Between the Sheets Cocktail

By Robert Hess

Not many cocktails contain more than one base spirit, let alone three (unless they are created by Jamie Boudreau). The Between the Sheets cocktail is one exception.

Recipe

Ingredients

1 ounce brandy

1 ounce light rum

1 ounce Cointreau

1 dash lemon juice

Instructions

  • shake with ice
  • strain into a cocktail glass
  • garnish with a lemon twist
  • Comments
    jellydonut 16 Aug 2011
    10:29 am

    It’s not a boozy drink? Dude, it’s 40% with a bar spoon of lemon juice! And, alright, the sugar of the Cointreau.

    I doubt I’ll be making this any time soon, too strong for my blood. Still appreciate the video!

    Robert Hess 16 Aug 2011
    11:06 am

    Jelly… by “not boozy” I meant that it isn’t boozy in flavor like a Manhattan or Martini would be. It will still pack a punch, since all three ingredients are essentially 80proof products. If the amount of alcohol in a drink like this looks like it is too much, then you can very easily scale the recipe back to something a little more appropriate. Especially in a drink like this with equal parts of everything.

    blair frodelius 17 Aug 2011
    12:17 pm

    I always place this cocktail along with the sidecar as a highly drinkable and yet pretty darn potent concoction.  It’s amazing how much just a dash of lemon juice adds.  Yet another reason to measure your ingredients!

    Cheers,

    Blair
    http://goodspiritsnews.wordpress.com

    Stephen Botting 18 Aug 2011
    2:32 am

    A wonderful cocktail Robert, very similar to a Sidecar when using Mount Gay extra old.
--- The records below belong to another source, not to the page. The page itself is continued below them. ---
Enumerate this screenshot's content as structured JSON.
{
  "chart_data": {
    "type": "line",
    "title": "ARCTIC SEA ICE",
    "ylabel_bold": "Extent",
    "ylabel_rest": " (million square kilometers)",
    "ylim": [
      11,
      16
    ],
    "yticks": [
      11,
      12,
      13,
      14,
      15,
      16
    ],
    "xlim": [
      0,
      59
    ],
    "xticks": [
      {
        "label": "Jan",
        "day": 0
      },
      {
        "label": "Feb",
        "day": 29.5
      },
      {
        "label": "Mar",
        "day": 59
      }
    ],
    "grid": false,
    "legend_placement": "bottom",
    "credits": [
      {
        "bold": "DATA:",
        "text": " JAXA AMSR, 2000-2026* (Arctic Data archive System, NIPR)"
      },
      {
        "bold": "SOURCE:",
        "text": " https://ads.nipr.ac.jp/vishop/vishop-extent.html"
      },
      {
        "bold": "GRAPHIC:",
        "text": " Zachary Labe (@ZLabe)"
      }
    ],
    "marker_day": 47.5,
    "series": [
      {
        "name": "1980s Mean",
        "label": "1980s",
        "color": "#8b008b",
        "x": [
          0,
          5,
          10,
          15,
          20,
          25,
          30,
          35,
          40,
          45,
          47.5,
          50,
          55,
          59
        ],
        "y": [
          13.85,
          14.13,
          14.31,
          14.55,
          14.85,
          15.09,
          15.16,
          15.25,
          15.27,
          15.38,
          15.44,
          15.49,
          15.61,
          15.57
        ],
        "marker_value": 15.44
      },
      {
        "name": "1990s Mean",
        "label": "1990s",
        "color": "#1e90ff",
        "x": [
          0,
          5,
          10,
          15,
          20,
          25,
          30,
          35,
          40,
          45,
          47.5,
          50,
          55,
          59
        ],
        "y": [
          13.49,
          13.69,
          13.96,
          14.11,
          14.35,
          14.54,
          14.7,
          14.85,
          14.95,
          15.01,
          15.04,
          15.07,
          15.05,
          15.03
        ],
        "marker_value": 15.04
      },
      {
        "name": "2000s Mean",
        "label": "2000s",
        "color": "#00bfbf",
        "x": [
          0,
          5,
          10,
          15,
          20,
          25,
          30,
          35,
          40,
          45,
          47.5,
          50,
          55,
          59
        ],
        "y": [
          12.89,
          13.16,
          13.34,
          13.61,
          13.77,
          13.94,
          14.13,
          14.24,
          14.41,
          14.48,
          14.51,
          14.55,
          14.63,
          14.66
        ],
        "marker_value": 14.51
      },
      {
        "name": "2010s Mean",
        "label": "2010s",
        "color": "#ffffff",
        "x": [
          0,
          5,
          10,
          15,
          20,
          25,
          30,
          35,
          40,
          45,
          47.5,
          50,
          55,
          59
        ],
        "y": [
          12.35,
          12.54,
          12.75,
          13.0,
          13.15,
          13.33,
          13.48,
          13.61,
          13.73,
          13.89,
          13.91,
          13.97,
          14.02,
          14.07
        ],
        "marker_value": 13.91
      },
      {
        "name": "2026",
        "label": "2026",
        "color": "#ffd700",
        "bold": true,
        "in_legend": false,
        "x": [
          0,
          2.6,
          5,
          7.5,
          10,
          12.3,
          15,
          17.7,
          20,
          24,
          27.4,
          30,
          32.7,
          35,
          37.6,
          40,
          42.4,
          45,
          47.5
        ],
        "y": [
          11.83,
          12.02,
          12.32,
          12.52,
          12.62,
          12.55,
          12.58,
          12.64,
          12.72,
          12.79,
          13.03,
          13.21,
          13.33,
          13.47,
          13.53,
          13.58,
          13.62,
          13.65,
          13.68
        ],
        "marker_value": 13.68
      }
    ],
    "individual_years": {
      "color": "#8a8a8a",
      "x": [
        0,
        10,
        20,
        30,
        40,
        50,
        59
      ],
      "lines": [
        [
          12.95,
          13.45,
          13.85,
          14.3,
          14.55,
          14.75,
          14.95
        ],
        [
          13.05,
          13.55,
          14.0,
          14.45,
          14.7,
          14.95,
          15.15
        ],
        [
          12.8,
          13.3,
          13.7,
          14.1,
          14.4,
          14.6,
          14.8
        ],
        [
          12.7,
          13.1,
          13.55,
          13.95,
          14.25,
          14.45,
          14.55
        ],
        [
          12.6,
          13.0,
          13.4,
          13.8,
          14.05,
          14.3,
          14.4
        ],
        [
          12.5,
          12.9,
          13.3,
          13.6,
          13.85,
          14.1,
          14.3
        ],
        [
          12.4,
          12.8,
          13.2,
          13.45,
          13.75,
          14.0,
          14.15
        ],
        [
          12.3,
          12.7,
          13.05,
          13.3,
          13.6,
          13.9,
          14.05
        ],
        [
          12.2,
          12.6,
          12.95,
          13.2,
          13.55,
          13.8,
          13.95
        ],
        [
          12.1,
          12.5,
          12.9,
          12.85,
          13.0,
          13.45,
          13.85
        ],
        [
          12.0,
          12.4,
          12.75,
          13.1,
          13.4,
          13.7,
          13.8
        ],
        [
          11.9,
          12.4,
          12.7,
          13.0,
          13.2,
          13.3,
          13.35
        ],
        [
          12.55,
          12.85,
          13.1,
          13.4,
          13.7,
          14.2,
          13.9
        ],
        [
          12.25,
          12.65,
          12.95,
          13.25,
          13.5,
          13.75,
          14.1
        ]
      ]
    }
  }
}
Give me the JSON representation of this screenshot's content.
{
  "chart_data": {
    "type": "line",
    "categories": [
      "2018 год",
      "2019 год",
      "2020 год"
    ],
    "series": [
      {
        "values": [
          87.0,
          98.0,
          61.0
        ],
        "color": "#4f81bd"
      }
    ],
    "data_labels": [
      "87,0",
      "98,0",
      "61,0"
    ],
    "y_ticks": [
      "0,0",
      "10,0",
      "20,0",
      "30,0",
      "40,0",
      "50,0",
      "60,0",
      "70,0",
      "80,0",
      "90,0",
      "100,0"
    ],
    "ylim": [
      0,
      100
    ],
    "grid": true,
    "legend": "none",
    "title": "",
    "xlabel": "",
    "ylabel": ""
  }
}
I suppose you could play with the flavour a little by adding a different rum. Quite a strong cocktail without tasting boozy as you outlined, but after 2 of these you really can feel it, 3 and your well on your way!

    Robert Hess 18 Aug 2011
    5:30 am

    Stephen, changing the rum around in this drink would indeed take it into different places. Rum is perhaps one of the more diverse spirits, with flavor profiles all over the place. Some rums can be almost as bland as vodka, while others can taste like you are drinking molasses (in a good way). I think the vast majority of rums you see being used in bars these days is unfortunately on the light and uninteresting side, but we are starting to see places get into some of the more robust varieties, and we are also seeing more of them coming onto the market as well.

    -Robert

    blair frodelius 18 Aug 2011
    6:38 am

    Robert,

    I’ve been using Banks 5 Island Rum in recipes calling for a light style.  It adds a depth that I haven’t found in Havana Club, Bacardi or Cruzan.

    Cheers!

    Blair
    http://goodspiritsnews.wordpress.com

    Nucleozoid 17 Aug 2012
    9:34 pm

    I tried this one, but It was overwhelmingly boozy for my taste.  Sorry.

    Dale Stoltzfus 9 Mar 2013
    3:38 pm

    I have a question on this one: The recipe in the description calls for “light rum,” which I am assuming would be the same as white rum - i.e. Bacardi and similar. The rum I see you use in the video has a brown color to it (definitely not clear like Bacardi) but not as dark as Myers’, which has become my go-to rum. I am afraid Myers’ would just take over a drink like this. Is that type of rum even appropriate or should I be using Bacardi or something in between?

    Robert Hess 9 Mar 2013
    8:49 pm

    Dale, it can often get confusing when selecting the “right” rum for a recipe. I’d hazard to say that the variations between the various rums is probably more diverse than any of the other spirits. Sometimes you’ll see recipes say “Jamaican Rum” or “Barbados Rum” or various other designations, which might mean something to somebody that has a deep understanding of rums, but not to somebody who doesn’t. “light rum” is the way the recipe I started with listed it, and I take that as meaning a rum with an overall light body flavor, it could be all the way down to a white Bacardi, or it could be up to an amber rum with a little age on it. Here I am using Mount Gay. Myer’s would definitely be too heavy.